A Medicare pay-for-performance program may have done more harm than good, a new study finds—results that don’t bode well for the future success of MIPS.
Researchers said a Medicare program designed to improve the value of care by rewarding doctors for their performance was a failure and raise doubts about whether the Merit-based Incentive Payment System (MIPS), which replaced it in January, will fare any better.
Medicare’s Value-Based Payment Modifier Program, which was designed to improve value by paying doctors who perform better on measures of quality and spending, was a failure, and, in fact, likely exacerbated disparities in delivery, according to the study published in the Annals of Internal Medicine.
The payment system inadvertently shifted money away from doctors who treated sicker, poorer patients to pay bonuses that rewarded practices that treated richer, healthier patients, the study said.
The researchers said those findings raise further concerns about the success of MIPS, which has the same basic design as the failed, earlier model.
“We’ve gone headlong into pay for performance despite study after study showing that it doesn’t improve quality or lower overall spending. We should expect more of the same from the MIPS because the MIPS is more of the same,” senior study author J. Michael McWilliams, M.D., professor of healthcare policy at Harvard Medical School, said in an announcement.
In October, the Medicare Payment Advisory Commission recommended the complex MIPS program be replaced with an alternative payment system.

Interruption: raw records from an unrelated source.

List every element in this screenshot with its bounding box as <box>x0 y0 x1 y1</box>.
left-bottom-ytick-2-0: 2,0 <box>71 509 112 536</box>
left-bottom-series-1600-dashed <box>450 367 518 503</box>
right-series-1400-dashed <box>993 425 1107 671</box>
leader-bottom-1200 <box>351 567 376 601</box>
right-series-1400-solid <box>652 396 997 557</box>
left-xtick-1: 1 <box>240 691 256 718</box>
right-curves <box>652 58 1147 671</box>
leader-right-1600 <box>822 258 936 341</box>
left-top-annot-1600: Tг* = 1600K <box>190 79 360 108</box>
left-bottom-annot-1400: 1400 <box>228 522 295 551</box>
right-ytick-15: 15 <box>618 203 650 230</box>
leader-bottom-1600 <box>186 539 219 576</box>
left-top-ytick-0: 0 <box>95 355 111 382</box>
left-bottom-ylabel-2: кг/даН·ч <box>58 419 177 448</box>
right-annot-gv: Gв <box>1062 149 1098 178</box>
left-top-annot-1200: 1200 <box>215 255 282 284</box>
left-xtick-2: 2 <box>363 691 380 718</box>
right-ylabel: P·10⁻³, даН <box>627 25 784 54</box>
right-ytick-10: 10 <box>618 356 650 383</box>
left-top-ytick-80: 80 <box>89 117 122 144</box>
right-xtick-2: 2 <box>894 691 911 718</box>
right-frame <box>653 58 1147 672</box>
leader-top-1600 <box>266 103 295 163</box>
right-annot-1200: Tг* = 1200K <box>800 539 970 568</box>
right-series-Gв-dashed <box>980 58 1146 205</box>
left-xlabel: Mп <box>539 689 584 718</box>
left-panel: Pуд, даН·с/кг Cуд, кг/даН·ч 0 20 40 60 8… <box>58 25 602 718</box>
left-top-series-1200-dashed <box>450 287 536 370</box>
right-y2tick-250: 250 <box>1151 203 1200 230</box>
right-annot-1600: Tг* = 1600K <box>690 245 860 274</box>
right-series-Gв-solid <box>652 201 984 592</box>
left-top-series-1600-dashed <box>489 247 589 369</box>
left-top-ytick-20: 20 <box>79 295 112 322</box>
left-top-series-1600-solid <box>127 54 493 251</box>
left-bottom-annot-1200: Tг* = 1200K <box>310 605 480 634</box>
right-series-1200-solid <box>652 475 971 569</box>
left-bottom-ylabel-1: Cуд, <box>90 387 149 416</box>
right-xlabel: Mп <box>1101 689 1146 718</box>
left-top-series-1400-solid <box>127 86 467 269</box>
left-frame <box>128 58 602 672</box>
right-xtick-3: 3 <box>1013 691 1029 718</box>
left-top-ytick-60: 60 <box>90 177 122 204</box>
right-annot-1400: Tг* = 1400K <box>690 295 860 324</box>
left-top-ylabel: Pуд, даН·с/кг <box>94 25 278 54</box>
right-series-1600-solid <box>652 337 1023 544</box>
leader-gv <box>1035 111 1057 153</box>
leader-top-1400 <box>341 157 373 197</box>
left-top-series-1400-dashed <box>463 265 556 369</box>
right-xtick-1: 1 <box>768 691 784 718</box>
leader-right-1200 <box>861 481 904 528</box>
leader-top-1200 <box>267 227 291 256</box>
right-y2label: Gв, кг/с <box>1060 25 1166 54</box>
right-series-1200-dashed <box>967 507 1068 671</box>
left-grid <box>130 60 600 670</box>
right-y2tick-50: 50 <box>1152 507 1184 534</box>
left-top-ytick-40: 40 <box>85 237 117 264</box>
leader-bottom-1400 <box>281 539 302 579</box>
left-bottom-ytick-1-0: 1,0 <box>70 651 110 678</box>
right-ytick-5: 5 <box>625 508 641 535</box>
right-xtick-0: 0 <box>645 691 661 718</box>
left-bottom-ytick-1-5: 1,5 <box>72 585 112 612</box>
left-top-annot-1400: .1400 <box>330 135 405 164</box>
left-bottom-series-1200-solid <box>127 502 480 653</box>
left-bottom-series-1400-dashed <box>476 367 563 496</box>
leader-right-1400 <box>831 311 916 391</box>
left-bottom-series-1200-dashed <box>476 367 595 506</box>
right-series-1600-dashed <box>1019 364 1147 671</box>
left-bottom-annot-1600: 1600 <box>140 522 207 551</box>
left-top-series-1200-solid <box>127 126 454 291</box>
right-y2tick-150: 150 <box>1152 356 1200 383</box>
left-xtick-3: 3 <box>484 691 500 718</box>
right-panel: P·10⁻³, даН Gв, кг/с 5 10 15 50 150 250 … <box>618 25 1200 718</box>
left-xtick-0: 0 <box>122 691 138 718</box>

MIPS is one of two payment tracks under the Medicare Access and CHIP Reauthorization Act (MACRA) and just went into effect this year, replacing the old Sustainable Growth Rate formula, which determined Medicare payment for doctors.
MedPAC members and staff argue MIPS is too much of a burden for physicians and doesn’t accomplish the goal of rewarding high-value physicians and improving care.
But replacing MIPS isn’t so easy, as it would require statutory changes that would require congressional approval, Kate Goodrich, M.D., the Centers for Medicare & Medicaid Services’ chief medical officer, told doctors at the Medical Group Management Association conference last month.
The latest study, led by researchers from Harvard Medical School and the Department of Health Policy and Management at the University of Pittsburgh Graduate School of Public Health, concurred that the Value Modifier program, which ran from 2013 to 2016, did not appear to lower costs or improve care, and may have made things worse in terms of equity.
It shifted money away from doctors serving sicker, poorer patients because it did not properly account for differences across various patient populations in clinical and social risk factors for poor outcomes, the researchers said.
“As long as these programs do not account adequately for patient differences, which is very difficult to do, they will further deprive practices serving low-income populations of important resources," lead author Eric T. Roberts, Ph.D., assistant professor at the University of Pittsburgh, said in the announcement.